デザインの理論が紹介されているのですが、どのページもビジュアルに凝っているので、同時に参考にできるデザイン事例集でもあり、見て楽しむ写真集でもあるような。
読んでいて一番楽しかったです。
ただ理論的な掘り下げでいうとやっぱり先の2冊の方が情報量は多いです(文字数が全然違うと思います)。
こちらは直感的においしいところをつまめる感じ。デザイナーさんが好きそう。
先の2冊の半分ほどのサイズなので持ち歩くのも楽です。
特に参考になった章: 1章 編集×デザイン
編集×デザイン
デザインは「なんのためにデザインするのか」が一番大事。
その具体例として、「朝ごはんを紹介する雑誌のページ」を作っていくのですが、異なるターゲット・切り口・目的・接点がすべて異なる3パターンそれぞれに適切なデザインが例に挙げられています。
ひとつめは「料理初心者が朝食の作り方を知るための書籍」、ふたつめは「料理好きが朝食のバリエーションを楽しむための雑誌」、みっつめは「生活にこだわる人が憧れるような上質な朝の風景が載ったムック本」。
それぞれに対してロジカルに組み立てられた適切なデザインが載っていて、全然違う仕上がりになっているし明らかにそれぞれ適切なのでめちゃくちゃ説得力があります。
Whyから考えるというのは私のいる会社の文化でもあるので考え方がスッと入ってきました。

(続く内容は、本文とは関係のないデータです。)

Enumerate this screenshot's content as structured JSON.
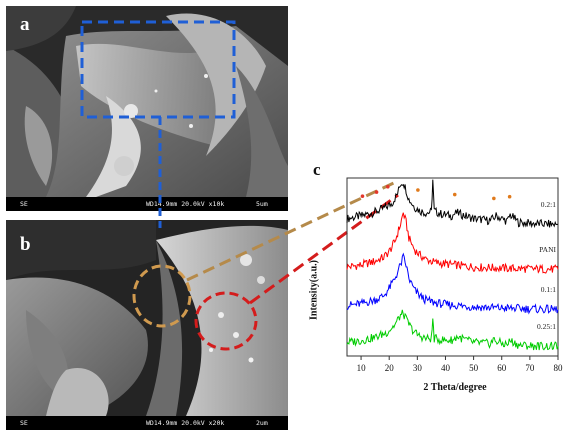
{
  "panels": {
    "a": {
      "label": "a",
      "bar": {
        "mode": "SE",
        "params": "WD14.9mm 20.0kV x10k",
        "scale": "5um"
      }
    },
    "b": {
      "label": "b",
      "bar": {
        "mode": "SE",
        "params": "WD14.9mm 20.0kV x20k",
        "scale": "2um"
      }
    }
  },
  "panel_c_label": "c",
  "colors": {
    "zoom_box": "#1f5fd6",
    "connector_tan": "#b58a4a",
    "connector_red": "#d41c1c",
    "marker_red": "#e3372b",
    "marker_orange": "#e07a1c"
  },
  "chart_data": {
    "type": "line",
    "xlabel": "2 Theta/degree",
    "ylabel": "Intensity(a.u.)",
    "xlim": [
      5,
      80
    ],
    "xticks": [
      10,
      20,
      30,
      40,
      50,
      60,
      70,
      80
    ],
    "series": [
      {
        "name": "0.2:1",
        "color": "#000000",
        "offset": 3.0,
        "x": [
          5,
          10,
          15,
          19,
          21,
          23,
          24,
          25,
          26,
          27,
          29,
          31,
          33,
          35,
          35.5,
          36,
          38,
          42,
          44,
          50,
          56,
          58,
          62,
          63,
          66,
          72,
          80
        ],
        "y": [
          0.55,
          0.62,
          0.72,
          0.85,
          0.95,
          1.2,
          1.45,
          1.5,
          1.3,
          1.05,
          0.85,
          0.75,
          0.7,
          0.72,
          1.55,
          0.75,
          0.68,
          0.62,
          0.7,
          0.55,
          0.5,
          0.62,
          0.48,
          0.65,
          0.45,
          0.42,
          0.4
        ]
      },
      {
        "name": "PANI",
        "color": "#ff0000",
        "offset": 2.0,
        "x": [
          5,
          10,
          15,
          18,
          20,
          22,
          24,
          25,
          26,
          27,
          29,
          31,
          33,
          36,
          40,
          45,
          50,
          60,
          70,
          80
        ],
        "y": [
          0.3,
          0.35,
          0.45,
          0.55,
          0.7,
          0.95,
          1.4,
          1.7,
          1.45,
          1.05,
          0.75,
          0.6,
          0.5,
          0.42,
          0.38,
          0.34,
          0.3,
          0.27,
          0.25,
          0.24
        ]
      },
      {
        "name": "0.1:1",
        "color": "#0000ff",
        "offset": 1.0,
        "x": [
          5,
          10,
          15,
          18,
          20,
          22,
          24,
          25,
          26,
          27,
          29,
          31,
          33,
          36,
          40,
          45,
          50,
          60,
          70,
          80
        ],
        "y": [
          0.3,
          0.35,
          0.45,
          0.55,
          0.75,
          1.0,
          1.35,
          1.55,
          1.35,
          1.0,
          0.7,
          0.55,
          0.45,
          0.38,
          0.33,
          0.3,
          0.27,
          0.24,
          0.22,
          0.2
        ]
      },
      {
        "name": "0.25:1",
        "color": "#00cc00",
        "offset": 0.0,
        "x": [
          5,
          10,
          15,
          19,
          22,
          24,
          25,
          26,
          28,
          30,
          33,
          35,
          35.5,
          36,
          40,
          43,
          44,
          50,
          56,
          57,
          60,
          62,
          63,
          66,
          72,
          80
        ],
        "y": [
          0.35,
          0.4,
          0.48,
          0.6,
          0.8,
          1.05,
          1.1,
          0.95,
          0.7,
          0.55,
          0.45,
          0.45,
          0.95,
          0.45,
          0.4,
          0.42,
          0.5,
          0.35,
          0.32,
          0.42,
          0.32,
          0.3,
          0.4,
          0.28,
          0.26,
          0.25
        ]
      }
    ],
    "peak_markers": [
      {
        "x": 10.5,
        "series": "0.2:1",
        "color": "red"
      },
      {
        "x": 15.5,
        "series": "0.2:1",
        "color": "red"
      },
      {
        "x": 19.5,
        "series": "0.2:1",
        "color": "red"
      },
      {
        "x": 25.2,
        "series": "0.2:1",
        "color": "red"
      },
      {
        "x": 24.2,
        "series": "0.2:1",
        "color": "orange"
      },
      {
        "x": 30.2,
        "series": "0.2:1",
        "color": "orange"
      },
      {
        "x": 35.6,
        "series": "0.2:1",
        "color": "orange"
      },
      {
        "x": 43.3,
        "series": "0.2:1",
        "color": "orange"
      },
      {
        "x": 57.2,
        "series": "0.2:1",
        "color": "orange"
      },
      {
        "x": 62.8,
        "series": "0.2:1",
        "color": "orange"
      }
    ]
  }
}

次に、実際のページデザインの過程を追っていく内容があります。
- 図解とラフ
- 載せる必要のある情報を洗い出す
- 情報の階層構造を確認する
- ラフで大まかなレイアウトを描いて階層構造を反映させる
- 方向性を決める
- 配置
- 色使い
- 画像の使い方(トリミングするかとか)
- これらで全体のテイストを決める(にぎやかとか静かとか)
- 骨格をつくる
- タイトル、写真、コラムなどそれぞれの位置や段組みを決める
- 画像をバランスよく配置する
- 情報ごとに固まり感を出す
- キャラを立たせる
- 行揃え、書体の変更、字間の調整、罫線の追加など
- あれこれ飾り付けるのではなく、上記を調整してひとつひとつの要素に個性を持たせる
- 足し算と引き算
- 狙った印象に届いていない部分にあしらいを足す
- シェイプ、色、テクスチャなど
- なくても問題ない要素は引く(なくす)
- 狙った印象に届いていない部分にあしらいを足す
- ブラッシュアップ
↑これは本見ないとわからないな。。
この段階ごとに変わっていくデザインが本当にすごくて、ここだけでも何度も読み込む価値があると思いました。
あと、自分がどの段階が苦手なのかがわかるのもいい。
私は前半はわりと今までもやってきたりしたし感覚はあるんですが、後半の足し算引き算やブラッシュアップの引き出しがないんだと気付きました。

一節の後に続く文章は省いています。